Antoine Winfield Jr. was determined to play one final game with his closest friends at the Outback Bowl, but now his Gophers career has come to an end.

The safety, a unanimous All-America selection this season, will declare for the NFL draft, he announced Wednesday on Instagram.

Winfield was a fourth-year sophomore, on track to graduate this spring with most of his 2016 recruiting class. But he forgoes two remaining seasons of eligibility after season-ending injuries in 2017 and 2018.

Winfield led the Gophers with 88 tackles and seven interceptions this season. He follows in the footsteps of his father, Antoine Winfield Sr., who played 14 NFL seasons, including nine with the Vikings.

"I dreamed of playing in the league ever since I can remember," Winfield wrote on Instagram. "I looked up to my dad and watched what he did and all he accomplished. Seeing what he was able to do empowers me to say: It's my time now."

Including Winfield, the Gophers will lose eight defensive players, seven of them starters, for next season. Tyler Nubin, who just finished his true freshman season, likely will take Winfield's place at safety alongside rising junior Jordan Howden.

The Gophers will miss Winfield, though, a player who can seemingly do it all, from interceptions to sacks to coverage to pass rushing.

"Of course, you always want a young man like that to play for you again, but is that the best thing for him moving forward?" Coach P.J. Fleck said in late December. "Because at this point in his career, what he's done for the University of Minnesota, what the family's done for the University of Minnesota, he deserves to be able to pick what's best for him."

Winfield said before the Outback Bowl he would make a decision about his future after playing in that New Year's Day game with all but one of the graduating seniors. Fleck had anticipated this choice for months, even saying during the season he was still recruiting Winfield to stay.

Fleck said he spoke to Winfield almost every day about the subject, and if draft projections had Winfield as a first- or second-rounder, he would encourage Winfield to declare. Winfield right now is projected to go in the second round.

"It's really a player and a family decision," Fleck said before the Outback Bowl. "All we're here to do is give them the education on both sides."

In his social media post, Winfield thanked the coaching staff and Fleck specifically for being a mentor. He also called out his roommates, defensive end Carter Coughlin, linebackers Thomas Barber and Kamal Martin, and receiver Clay Geary. He credited them with keeping him with the Gophers after his freshman 2016 season, when he faced and was eventually cleared of a one-year suspension in connection to a team sexual assault allegation.
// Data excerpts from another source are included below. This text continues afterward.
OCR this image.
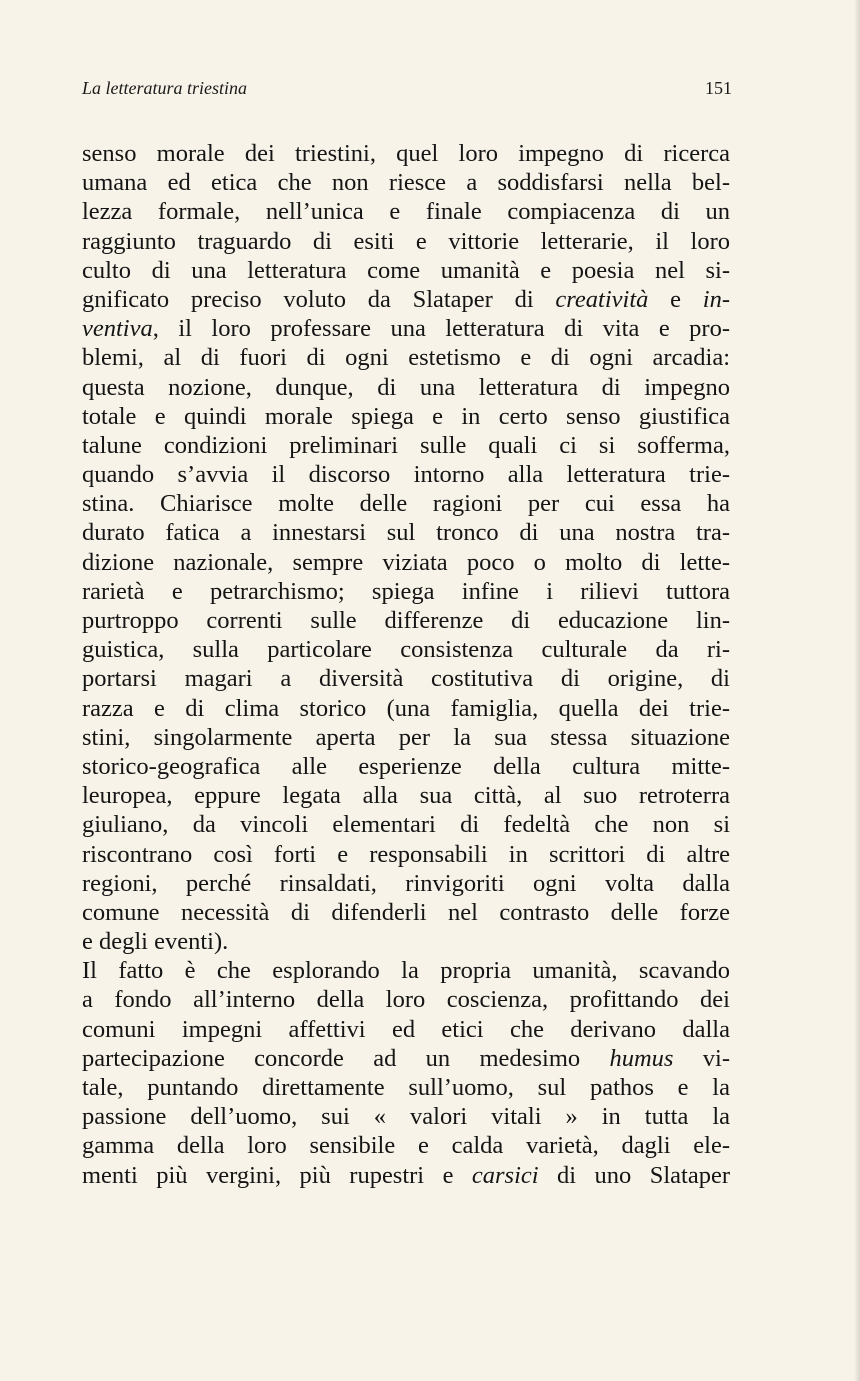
La letteratura triestina	151
senso morale dei triestini, quel loro impegno di ricerca
umana ed etica che non riesce a soddisfarsi nella bel-
lezza formale, nell’unica e finale compiacenza di un
raggiunto traguardo di esiti e vittorie letterarie, il loro
culto di una letteratura come umanità e poesia nel si-
gnificato preciso voluto da Slataper di creatività e in-
ventiva, il loro professare una letteratura di vita e pro-
blemi, al di fuori di ogni estetismo e di ogni arcadia:
questa nozione, dunque, di una letteratura di impegno
totale e quindi morale spiega e in certo senso giustifica
talune condizioni preliminari sulle quali ci si sofferma,
quando s’avvia il discorso intorno alla letteratura trie-
stina. Chiarisce molte delle ragioni per cui essa ha
durato fatica a innestarsi sul tronco di una nostra tra-
dizione nazionale, sempre viziata poco o molto di lette-
rarietà e petrarchismo; spiega infine i rilievi tuttora
purtroppo correnti sulle differenze di educazione lin-
guistica, sulla particolare consistenza culturale da ri-
portarsi magari a diversità costitutiva di origine, di
razza e di clima storico (una famiglia, quella dei trie-
stini, singolarmente aperta per la sua stessa situazione
storico-geografica alle esperienze della cultura mitte-
leuropea, eppure legata alla sua città, al suo retroterra
giuliano, da vincoli elementari di fedeltà che non si
riscontrano così forti e responsabili in scrittori di altre
regioni, perché rinsaldati, rinvigoriti ogni volta dalla
comune necessità di difenderli nel contrasto delle forze
e degli eventi).
Il fatto è che esplorando la propria umanità, scavando
a fondo all’interno della loro coscienza, profittando dei
comuni impegni affettivi ed etici che derivano dalla
partecipazione concorde ad un medesimo humus vi-
tale, puntando direttamente sull’uomo, sul pathos e la
passione dell’uomo, sui « valori vitali » in tutta la
gamma della loro sensibile e calda varietà, dagli ele-
menti più vergini, più rupestri e carsici di uno Slataper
Coughlin, Barber and Martin are all graduating, with Coughlin and Martin likely draft picks as well. Winfield said enjoying one last game with them in the Outback Bowl was why he didn't waver at all about risking injury ahead of the draft. With only Martin skipping the game because of an injury, the Gophers beat Auburn 31-24 and finished the year 11-2.

"It's just crazy to see how far we've come and where we've come from," Winfield said. "And just playing in this final game is going to be an amazing experience. Just one last time with all the seniors."